Pages

Sunday, August 7, 2022

How to: Resolve DRBD split-brain recovery manually

How to: Resolve DRBD split-brain recovery manually

After split brain has been detected, one node will always have the resource in a StandAlone connection state. The other might either also be in the StandAlone state (if both nodes detected the split brain simultaneously), or in WFConnection (if the peer tore down the connection before the other node had a chance to detect split brain).

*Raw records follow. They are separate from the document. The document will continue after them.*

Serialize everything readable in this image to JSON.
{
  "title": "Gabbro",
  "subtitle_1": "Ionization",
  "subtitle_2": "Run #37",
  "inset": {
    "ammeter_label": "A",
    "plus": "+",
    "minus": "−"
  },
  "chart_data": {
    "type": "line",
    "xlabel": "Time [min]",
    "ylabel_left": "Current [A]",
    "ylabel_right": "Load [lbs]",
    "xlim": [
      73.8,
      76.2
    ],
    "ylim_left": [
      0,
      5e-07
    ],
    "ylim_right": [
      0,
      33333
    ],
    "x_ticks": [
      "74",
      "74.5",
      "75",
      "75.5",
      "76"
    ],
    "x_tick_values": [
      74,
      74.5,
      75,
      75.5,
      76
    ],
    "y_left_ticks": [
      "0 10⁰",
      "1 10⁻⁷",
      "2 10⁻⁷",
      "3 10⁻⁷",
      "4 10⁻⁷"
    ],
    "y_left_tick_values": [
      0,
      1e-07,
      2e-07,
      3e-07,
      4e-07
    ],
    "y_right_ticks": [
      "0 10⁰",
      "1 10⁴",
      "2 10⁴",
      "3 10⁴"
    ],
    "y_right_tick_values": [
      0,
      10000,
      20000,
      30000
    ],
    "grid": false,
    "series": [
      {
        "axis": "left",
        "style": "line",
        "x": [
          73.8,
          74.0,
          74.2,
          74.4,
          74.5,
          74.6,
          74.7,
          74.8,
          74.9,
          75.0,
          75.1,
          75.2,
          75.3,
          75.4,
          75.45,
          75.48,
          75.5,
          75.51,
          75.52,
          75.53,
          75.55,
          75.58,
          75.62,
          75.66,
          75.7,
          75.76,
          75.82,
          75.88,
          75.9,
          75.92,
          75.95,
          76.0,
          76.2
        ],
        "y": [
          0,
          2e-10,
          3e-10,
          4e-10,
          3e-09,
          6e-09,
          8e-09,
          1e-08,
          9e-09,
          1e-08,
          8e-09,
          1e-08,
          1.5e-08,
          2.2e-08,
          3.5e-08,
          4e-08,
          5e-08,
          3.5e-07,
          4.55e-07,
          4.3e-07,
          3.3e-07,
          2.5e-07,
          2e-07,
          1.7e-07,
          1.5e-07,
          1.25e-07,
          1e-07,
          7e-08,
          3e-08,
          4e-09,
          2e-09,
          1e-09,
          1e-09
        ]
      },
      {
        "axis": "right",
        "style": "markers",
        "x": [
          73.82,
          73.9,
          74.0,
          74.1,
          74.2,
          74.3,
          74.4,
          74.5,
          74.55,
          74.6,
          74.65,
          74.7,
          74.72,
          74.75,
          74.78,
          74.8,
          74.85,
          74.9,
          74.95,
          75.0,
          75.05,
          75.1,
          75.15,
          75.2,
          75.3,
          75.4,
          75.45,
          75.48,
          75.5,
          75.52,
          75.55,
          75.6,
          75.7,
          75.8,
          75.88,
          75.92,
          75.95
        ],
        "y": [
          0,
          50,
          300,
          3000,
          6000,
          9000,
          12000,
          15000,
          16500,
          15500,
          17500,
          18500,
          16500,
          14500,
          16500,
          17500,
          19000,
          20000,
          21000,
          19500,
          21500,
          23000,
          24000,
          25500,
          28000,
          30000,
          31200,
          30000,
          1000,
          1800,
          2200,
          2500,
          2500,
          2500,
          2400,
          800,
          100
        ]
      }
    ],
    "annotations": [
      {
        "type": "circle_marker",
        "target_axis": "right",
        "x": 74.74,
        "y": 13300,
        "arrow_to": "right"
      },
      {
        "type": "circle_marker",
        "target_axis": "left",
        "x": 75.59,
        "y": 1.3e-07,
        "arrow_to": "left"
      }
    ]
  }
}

At this point, unless you configured DRBD to automatically recover from split brain, you must manually intervene by selecting one node whose modifications will be discarded (this node is referred to as the split brain victim). 
This intervention is made with the following commands:

Below is the implementation of above technote
On secondary site



Regulal Flow 
on secondary site
drbdadm secondary Ora_Exp
drbdadm disconnect Ora_Exp
drbdadm -- --discard-my-data connect Ora_Exp

on primary site
drbdadm connect Ora_Exp
drbdadm status



If above does not work
on secondary site
root@server-1b:~>% drbdadm secondary Ora_Exp
root@server-1b:~>% drbdadm disconnect Ora_Exp
root@server-1b:~>% drbdadm -- --discard-my-data connect Ora_Exp
root@server-1b:~>% drbdadm invalidate Ora_Exp


On primary site
root@server-1a:~>% drbdadm status

root@server-1a:~>% drbdadm connect Ora_Exp



See progress and log:
/sys/kernel/debug/drbd/resources/<resource_name>/connections/<server_name>/0/proc_drdb/

See progress
root@server-1a:~>% drbdadm status
Ora_Exp role:Primary
  disk:UpToDate
  server-1b role:Secondary
    peer-disk:UpToDate

Ora_Online role:Primary
  disk:UpToDate
  server-1b role:Secondary
    peer-disk:UpToDate

db1 role:Primary
  disk:UpToDate
  server-1b role:Secondary congested:yes ap-in-flight:96 rs-in-flight:14336
    replication:SyncSource peer-disk:Inconsistent done:81.03

db2 role:Primary
  disk:UpToDate
  server-1b role:Secondary congested:yes ap-in-flight:32 rs-in-flight:14336
    replication:SyncSource peer-disk:Inconsistent done:86.60


In this example, Ora_Exp and Ora_Online were already synced.
db1 and db2 are in process of sync.
The numbers 81.03 and 86.60 are percent of the synced disk.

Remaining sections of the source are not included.